‘Diabesidade’ é a real pandemia do século
Afora a idade maior do que 70 anos, os casos graves e mortes pela Covid-19 foram justamente em portadores de obesidade e diabetes
Novos dados da Federação Internacional de Diabetes apontam que o número de portadores da doença aumentou 16% nos últimos dois anos, principalmente o diabetes tipo 2. Atualmente existem 537 milhões de pessoas vivendo com diabetes no mundo. A mortalidade anual decorrente desta enfermidade crônica e progressiva é alarmante. Uma pessoa morre a cada cincos segundos e só em 2021, o diabetes é responsável por 6,7 milhões óbitos. Nunca é demais reforçar que afora idade maior do que 70 anos, os casos graves e mortes pela Covid-19 foram justamente em portadores de obesidade e diabetes. “Diabesidade” é a real pandemia do século.
Dentre os casos de diabetes tipo 2, existem divisões que melhor caracterizam a doença.
- Portadores de diabetes tipo 2 onde a característica fundamental é a inflamação sistêmica e aterosclerose e a principal manifestação clínica é a doença cardiovascular (20-40% dos casos);
- Aqueles que têm menor produção de insulina e a hiperglicemia é o marcador principal (10-20% dos pacientes);
- E os que tem relação direta com a má distribuição de gordura pelo corpo, (adiposopatia) concentrando mais no abdômen, geralmente associada com a obesidade e resistência à ação da insulina produzida pelo pâncreas (40-70% dos indivíduos).
O grande objetivo do tratamento de qualquer subtipo de diabetes tipo 2 é a prevenção das complicações renais, da retina e dos eventos cardiovasculares.

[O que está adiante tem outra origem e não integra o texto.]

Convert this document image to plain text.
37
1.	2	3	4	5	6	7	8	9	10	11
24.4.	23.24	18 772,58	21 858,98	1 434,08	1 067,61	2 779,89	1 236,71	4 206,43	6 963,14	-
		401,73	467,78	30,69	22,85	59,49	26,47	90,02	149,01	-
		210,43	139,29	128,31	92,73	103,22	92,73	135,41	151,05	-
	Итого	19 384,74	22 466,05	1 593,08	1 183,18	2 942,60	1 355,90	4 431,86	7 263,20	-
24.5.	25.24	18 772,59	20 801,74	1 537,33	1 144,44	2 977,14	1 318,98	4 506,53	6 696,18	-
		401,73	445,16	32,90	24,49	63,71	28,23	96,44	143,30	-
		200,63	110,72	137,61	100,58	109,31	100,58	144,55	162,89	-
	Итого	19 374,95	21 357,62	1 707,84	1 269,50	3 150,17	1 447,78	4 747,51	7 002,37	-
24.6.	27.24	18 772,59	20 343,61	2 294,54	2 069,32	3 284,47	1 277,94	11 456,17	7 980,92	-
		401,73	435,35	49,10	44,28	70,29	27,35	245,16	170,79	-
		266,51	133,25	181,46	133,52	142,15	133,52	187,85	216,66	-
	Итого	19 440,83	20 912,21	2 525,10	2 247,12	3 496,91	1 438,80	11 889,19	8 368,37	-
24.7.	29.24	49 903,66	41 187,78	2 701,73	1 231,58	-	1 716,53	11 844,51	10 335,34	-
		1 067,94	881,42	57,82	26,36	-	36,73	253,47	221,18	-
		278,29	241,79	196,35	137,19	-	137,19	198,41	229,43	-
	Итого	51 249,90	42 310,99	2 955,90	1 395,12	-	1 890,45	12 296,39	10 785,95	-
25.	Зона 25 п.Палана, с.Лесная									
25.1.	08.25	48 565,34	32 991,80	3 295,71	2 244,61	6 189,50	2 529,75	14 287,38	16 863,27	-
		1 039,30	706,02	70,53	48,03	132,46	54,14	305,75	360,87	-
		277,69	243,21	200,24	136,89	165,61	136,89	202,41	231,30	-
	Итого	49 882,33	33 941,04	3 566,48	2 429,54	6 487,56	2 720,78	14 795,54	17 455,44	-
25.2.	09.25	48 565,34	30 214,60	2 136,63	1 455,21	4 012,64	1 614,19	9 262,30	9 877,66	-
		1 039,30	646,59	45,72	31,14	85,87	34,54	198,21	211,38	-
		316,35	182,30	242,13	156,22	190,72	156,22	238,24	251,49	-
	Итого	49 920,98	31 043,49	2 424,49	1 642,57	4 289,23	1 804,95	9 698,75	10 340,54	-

Porém, após a identificação de cada subgrupo de diabetes, as estratégias de tratamento devem ser individualizadas.
Nos pacientes com diabetes tipo 2 e adiposopatia/obesidade, diversas publicações científicas demonstraram que a perda maior que 15% do peso total leva em geral ao controle do diabetes e previne ou trata as complicações renais e cardiovasculares. Essa perda ponderal pode ser conseguida associando-se modificações do estilo de vida a tratamentos farmacológicos modernos. Já existem drogas que podem promover a perda de peso acima de 15% do peso total e algumas outras em fase de pesquisas estarão brevemente disponíveis.
Essas intervenções levam a perdas de peso entre 25% e 35% com até 20 anos de seguimento. Além disso, tem efeitos antidiabeticos diretos, independentes da perda ponderal, que levam a uma maior secreção de insulina pelo pâncreas e diminuição da resistência dos tecidos à ação da insulina. Portanto, quando o melhor tratamento medicamentoso falha, a cirurgia tem sua indicação. A perda maior que 15% do peso total, leva também a outras vantagens, como a melhora da hipertensão arterial, apneia do sono, níveis de colesterol e triglicérides.
Baseado nesses estudos, em colaboração com endocrinologistas internacionais, publicamos no início de outubro de 2021, um artigo na revista Lancet, onde propomos uma modificação do algoritmo de tratamento dos portadores de diabetes tipo 2 e adiposopatia/obesidade.
Dentre as considerações indicadas por nós para a definição de metas de tratamento para o diabetes tipo 2, está a atualização das diretrizes de tratamento da doença, tendo como alvo primário a perda de peso. A meta inicial, é focar nos benefícios do controle da adiposopatia/obesidade para a prevenção das complicações do diabetes, além das bem estabelecidas vantagens da perda de peso a longo prazo.
As Sociedades Europeia e Americana de Diabetes estão considerando modificar suas diretrizes de conduta. É o momento certo para considerar a perda de peso substancial, de mais de 15%, como principal alvo para o tratamento dos pacientes com diabetes tipo 2. Tal mudança nas metas de tratamento reconheceria a obesidade como uma doença com complicações reversíveis e exigiria uma mudança no algoritmo de atendimento clínico.